お金革命 先駆企業の挑戦(上) 仮想通貨は経費か資産か(日経より)

お金革命 先駆企業の挑戦(上) 仮想通貨は経費か資産か
遅れる会計基準
(記事冒頭のみ)

仮想通貨に関する会計処理をASBJが検討することになったという記事。それに関連して、仮想通貨の会計について取り上げています。

「「仮想通貨に関する会計上の取り扱いを検討するよう提言します」。日本の会計基準をつくる企業会計基準委員会(ASBJ)は28日、「必要最小限の項目」と条件付きながらも審議入りを決めた。大枠の取りまとめまで半年はかかる見込み。」

「既存の会計ルールに沿えば、仮想通貨の保有者は貸借対照表の「棚卸資産」に、発行者は「負債」にそれぞれ計上するのが妥当だが、現状では会計基準がなく五里霧中の状態が続いている。簿外扱いの企業も多い。実際に仮想通貨が使われたり、価値が変動しても決まった反映方法はない。

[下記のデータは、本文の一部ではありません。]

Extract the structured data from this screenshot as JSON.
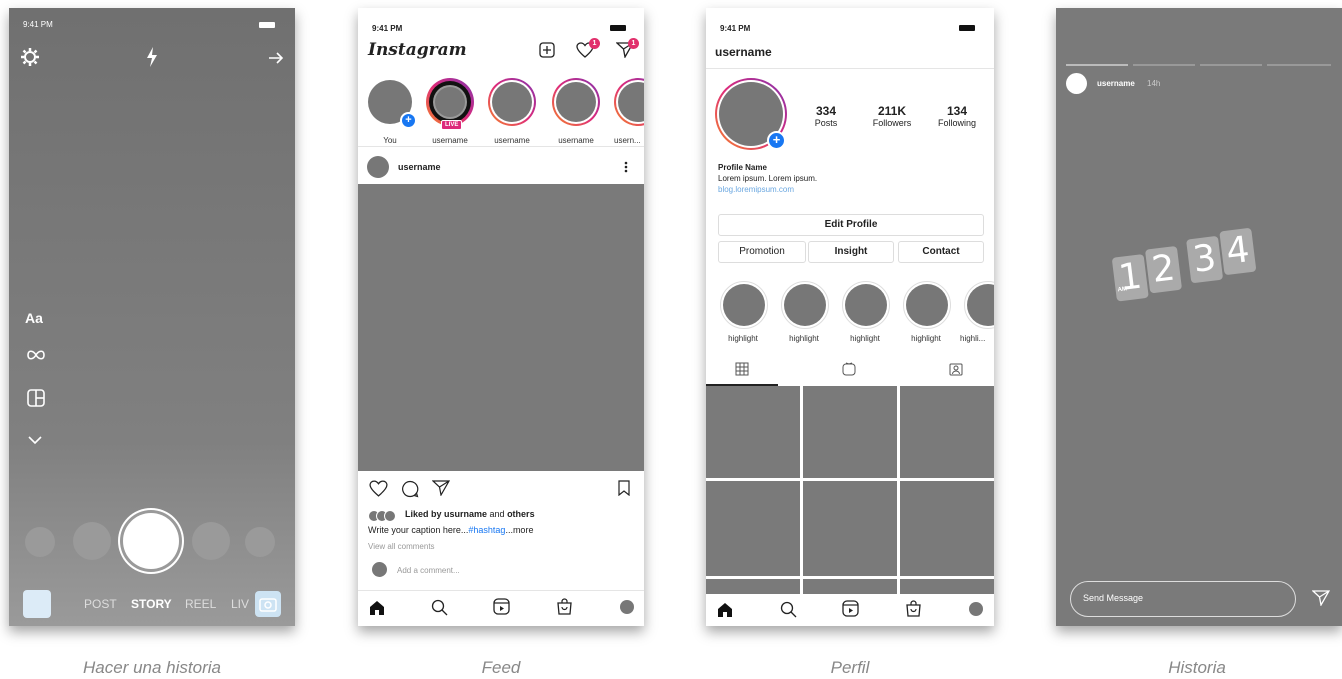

PwCあらた監査法人の鈴木智佳子パートナーは「後になって仮想通貨を持つ企業の投資評価をゆがめたり、巨額の損益が突然、表面化したりする恐れはある」という。

会計の考え方で参考になるのが航空会社や家電量販店が発行する「ポイント」だ。日本の会計基準では将来、ポイントとの交換に必要な費用をあらかじめ引当金として計上することが多い。費用がかさむと営業利益の押し下げ要因となる。」

「ポイント」はそれに見合う商品やサービスを提供する義務を会社が負っているので、負債に該当しますが、仮想通貨の発行者はそういった義務を負わないでしょうから、負債に計上しようがないのでは。例えば、お菓子メーカーが過去に販売したお菓子に景品としてつけたおもちゃが中古市場で高く売買されていたとしても、そのお菓子メーカーの会計には関係ありません。それと同じなのでは。

市場で需要が高い仮想通貨を発行するためには、それなりのコストがかかるのでしょうが、そのコストを経費として計上するだけのように思われます。

あるいは、そうしたコストを費用計上した上で、仮想通貨発行額を時価ベースで利益に計上し、仮想通貨発行の見返りに得られた財・サービスを同じく時価ベースで資産や費用に計上するという方法も考えられます。この場合でも、負債には計上されません。まさに通貨発行益です。

もちろん、これは極端な例で、ポイントの代わりに仮想通貨と称して電子的データをわたすというような場合は、負債かもしれません。ほとんど一般には流通せず、発行会社でしか使えないような場合も同様です。商品券のたぐいも発行者の負債に額面で計上されますが、発行から年数がたって、使われる見込みがなくなったと見積もられる金額を負債から除外して利益にすることもあります。

いずれにしても、ASBJできちんと検討してくれることでしょう。

(本当の通貨である日銀券も負債なのかどうかという議論があるくらいですから、つきつめて考えると、いろいろあるのでしょう。)